太医连连应声,拎着药箱子随冯锦绣疾步走上廊庑台阶,便听到里面那小厮恭恭敬敬道:“我家主子让我来同镇国公报信,说王秋鹭与梁王府来往密切,请镇国公务必小心防范!”
太医听到这话,脚下步子一顿,这……可是镇国公府的私隐,他就这么进去不会惹上什么麻烦吗?
那太子妃身边的嬷嬷听到梁王二字,立时伸长了耳朵,不动声色细听里面的动静。
里面传来冯亦程气若游丝的咳嗽声之后,气息便急促了起来,愤怒的疑问如连珠炮似地问那小厮:“王秋鹭?哪个王秋鹭?难不成……是那个应该已经伏诛的谋逆罪人王秋鹭?!”
冯锦绣抬手按住珍光要打帘的动作,立在外面细细听着。
那小厮称是。
屋里传来悉悉索索的声音,冯亦程虚弱的声音里带着怒火:“那王秋鹭不是已经伏诛了吗?什么叫和梁王来往密切?!你家主子是谁?!是不是你的主子救了这个罪该万死的罪人?!还是梁王救了王秋鹭?!”

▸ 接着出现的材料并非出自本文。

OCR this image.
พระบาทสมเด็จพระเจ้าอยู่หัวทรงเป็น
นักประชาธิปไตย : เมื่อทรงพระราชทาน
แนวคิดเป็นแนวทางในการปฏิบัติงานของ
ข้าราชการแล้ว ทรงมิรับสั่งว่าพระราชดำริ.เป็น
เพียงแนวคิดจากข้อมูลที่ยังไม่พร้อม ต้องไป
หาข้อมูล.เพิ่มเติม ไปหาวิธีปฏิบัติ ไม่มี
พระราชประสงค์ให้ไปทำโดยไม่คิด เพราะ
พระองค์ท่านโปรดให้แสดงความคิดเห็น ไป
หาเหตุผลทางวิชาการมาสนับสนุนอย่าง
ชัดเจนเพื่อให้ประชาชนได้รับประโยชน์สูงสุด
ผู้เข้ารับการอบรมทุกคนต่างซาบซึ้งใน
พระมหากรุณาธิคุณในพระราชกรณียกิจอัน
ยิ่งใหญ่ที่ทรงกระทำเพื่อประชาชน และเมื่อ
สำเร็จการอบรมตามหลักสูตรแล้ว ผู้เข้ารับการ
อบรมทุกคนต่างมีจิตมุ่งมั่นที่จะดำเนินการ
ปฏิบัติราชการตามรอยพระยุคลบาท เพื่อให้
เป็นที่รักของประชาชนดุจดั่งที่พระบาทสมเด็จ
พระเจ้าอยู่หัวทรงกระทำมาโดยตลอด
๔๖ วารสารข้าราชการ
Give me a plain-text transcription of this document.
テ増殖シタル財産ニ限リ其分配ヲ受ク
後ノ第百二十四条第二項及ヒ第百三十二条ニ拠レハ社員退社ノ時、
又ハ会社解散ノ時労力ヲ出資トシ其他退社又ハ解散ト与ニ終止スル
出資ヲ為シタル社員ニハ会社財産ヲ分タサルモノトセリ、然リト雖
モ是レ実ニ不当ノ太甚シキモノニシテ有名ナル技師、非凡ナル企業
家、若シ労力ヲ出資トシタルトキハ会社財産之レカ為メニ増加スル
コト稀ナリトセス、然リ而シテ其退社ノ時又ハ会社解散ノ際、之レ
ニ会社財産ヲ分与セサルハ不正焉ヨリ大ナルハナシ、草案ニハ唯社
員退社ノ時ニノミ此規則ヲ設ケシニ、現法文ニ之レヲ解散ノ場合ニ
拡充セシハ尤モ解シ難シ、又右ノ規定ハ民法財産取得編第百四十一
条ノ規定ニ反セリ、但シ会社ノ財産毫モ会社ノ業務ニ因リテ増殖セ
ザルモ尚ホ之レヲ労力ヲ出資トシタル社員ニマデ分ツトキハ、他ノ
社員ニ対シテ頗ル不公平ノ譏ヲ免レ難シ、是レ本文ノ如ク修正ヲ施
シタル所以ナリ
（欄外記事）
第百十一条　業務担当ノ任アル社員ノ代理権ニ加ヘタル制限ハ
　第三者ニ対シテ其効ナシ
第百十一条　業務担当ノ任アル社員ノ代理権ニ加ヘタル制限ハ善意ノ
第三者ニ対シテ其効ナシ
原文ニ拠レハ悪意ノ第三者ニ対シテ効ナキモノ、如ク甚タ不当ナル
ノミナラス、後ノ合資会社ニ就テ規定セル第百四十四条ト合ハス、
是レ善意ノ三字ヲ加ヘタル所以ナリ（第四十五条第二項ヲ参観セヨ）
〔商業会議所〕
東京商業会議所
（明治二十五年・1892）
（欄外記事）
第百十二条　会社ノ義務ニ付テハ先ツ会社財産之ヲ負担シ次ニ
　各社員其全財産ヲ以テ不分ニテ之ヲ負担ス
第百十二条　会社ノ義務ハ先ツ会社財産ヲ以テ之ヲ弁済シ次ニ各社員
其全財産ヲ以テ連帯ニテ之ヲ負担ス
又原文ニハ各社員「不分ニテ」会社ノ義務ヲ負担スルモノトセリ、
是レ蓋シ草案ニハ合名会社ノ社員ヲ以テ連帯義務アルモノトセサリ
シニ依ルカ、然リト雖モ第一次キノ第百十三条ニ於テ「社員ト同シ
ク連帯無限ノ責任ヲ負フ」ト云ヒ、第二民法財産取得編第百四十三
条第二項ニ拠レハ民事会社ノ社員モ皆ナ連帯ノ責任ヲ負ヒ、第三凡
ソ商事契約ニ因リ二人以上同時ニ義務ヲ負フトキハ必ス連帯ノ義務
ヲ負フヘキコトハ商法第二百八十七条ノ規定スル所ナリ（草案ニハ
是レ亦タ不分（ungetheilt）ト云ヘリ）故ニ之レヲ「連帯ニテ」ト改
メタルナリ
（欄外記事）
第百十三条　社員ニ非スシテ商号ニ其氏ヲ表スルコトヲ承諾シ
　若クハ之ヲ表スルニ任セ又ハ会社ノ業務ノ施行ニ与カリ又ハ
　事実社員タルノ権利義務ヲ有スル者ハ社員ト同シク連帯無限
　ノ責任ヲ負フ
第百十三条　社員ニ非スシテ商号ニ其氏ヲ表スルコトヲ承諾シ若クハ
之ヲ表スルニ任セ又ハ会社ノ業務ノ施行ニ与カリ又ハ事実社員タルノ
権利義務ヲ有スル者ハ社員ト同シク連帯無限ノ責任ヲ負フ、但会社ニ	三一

听到屋内传来婢子惊呼大哥的声音,冯锦绣脸色煞白,忙带着太医冲进去。
冯锦绣一双杀气腾腾的目光瞅着跪在地上一脸震惊的小厮,高声道:“来人!给我把这个狗东西拖下去!”
那小厮只觉垂帷内冯亦程的情况似乎不好,又见护卫要来拿,吓得全身哆嗦,他忙膝行两步上前,以头抢地高声哭喊道:“镇国公饶命!镇国公饶命啊!我家主子乃是左相长子,李明瑞!小的只是主子身边地奴才,什么都不知道,小的就只是来传话的啊!”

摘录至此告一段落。